Suenan tres pitidos largos. Ahogados. La batalla ha terminado. Relajas los músculos. Desenchufas tu cabeza. Te sacas el protector bucal y buscas sin suerte oxígeno en tus pulmones. Paseas la lengua por tus labios. Aciertas a chocar la mano del rival que hace diez segundos pretendía despedazarte sin poder levantar la mirada de tus botas embarradas.
El adversario muta en compañero. El 8 que te ha pasado como una locomotora por encima a la salida de un scrum, te ofrece la mejor de sus sonrisas. El centro que te ha pisado limpiando el ruck, te guiña con complicidad. Es el momento íntimo en el que uno evalúa si lo ha dejado todo en el campo. Si ha alcanzado su umbral agónico. Entonces alguien pregunta cómo ha terminado el partido. Pocos jugadores saben el resultado al concluir un partido de rugby. Cuando cada pelota es la última y cada placaje es decisivo, el marcador incumbe menos. Alguien dice que habéis ganado. No hay euforia. Sólo satisfacción.
Se cruza el árbitro, al que saludas con un movimiento de cabeza, aún sin resuello para articular palabra balbuceas "... señor". Y enfilas el camino hacia el costado del campo mientras los primeras liberan las cintas de sus castigadas muñecas, los segundas ventilan sus maltrechas orejas y los tres cuartos desentablillan sus dedos. El cuerpo sigue entumecido por los golpes, las cervicales tensan el andar de los más castigados y vuelan las botellas de agua.

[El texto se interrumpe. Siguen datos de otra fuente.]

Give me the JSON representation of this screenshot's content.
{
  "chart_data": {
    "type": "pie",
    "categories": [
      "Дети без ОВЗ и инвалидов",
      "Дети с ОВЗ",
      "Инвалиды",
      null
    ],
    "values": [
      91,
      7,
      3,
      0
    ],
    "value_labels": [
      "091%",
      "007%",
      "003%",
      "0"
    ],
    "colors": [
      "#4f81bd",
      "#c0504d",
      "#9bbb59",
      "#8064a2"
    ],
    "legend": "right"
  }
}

Van bajando las pulsaciones. Los pulmones te dan algo de tregua. Comienzan las confidencias mientras los ganadores se van situando unos frente a otros para formar un pasillo por el que sus rivales desfilarán antes de colocarse inmediatamente tras ellos para completar otra liturgia rugbera. Arrancan los aplausos y el capitán del equipo que no ha ganado lidera la manada. Es entonces cuando de la boca de cada jugador surge una sola palabra dedicada al adversario: “¡GRACIAS!”. Quizás por darlo todo en cada pelota, por no bajar los brazos tras encajar un ensayo, por creer en cada balón, por respetar los códigos, por no meter las manos en los rucks, por exigirnos tanto, por no golpear por encima del cuello, por cobrar tan caro cada metro, por la lealtad al juego, por convertir en campo en un campo de batalla durante 80 minutos, por seguir jugando al rugby año tras año por más que el cuerpo se queje…
No hay felicitaciones para el ganador ni consuelo para el perdedor. Hay un GRACIAS sobrio que lo resume todo. Sin resignación. Sin revancha. Un agradecimiento que concluye con un aplauso sincero de los gladiadores a la grada, familiares y amigos con quienes comparten la fe en el rugby.
Y después de reunirse con los compañeros en un círculo en el que se desnudan las mentiras del campo, llega la edificante ducha en la que uno descubre golpes, cortes y pisotones que en el fragor de la batalla no se hacían notar. Media hora después, una vez recogido el vestuario, es la hora del Tercer Tiempo, la consagración del rugby en forma de cerveza. Pero esa es otra historia.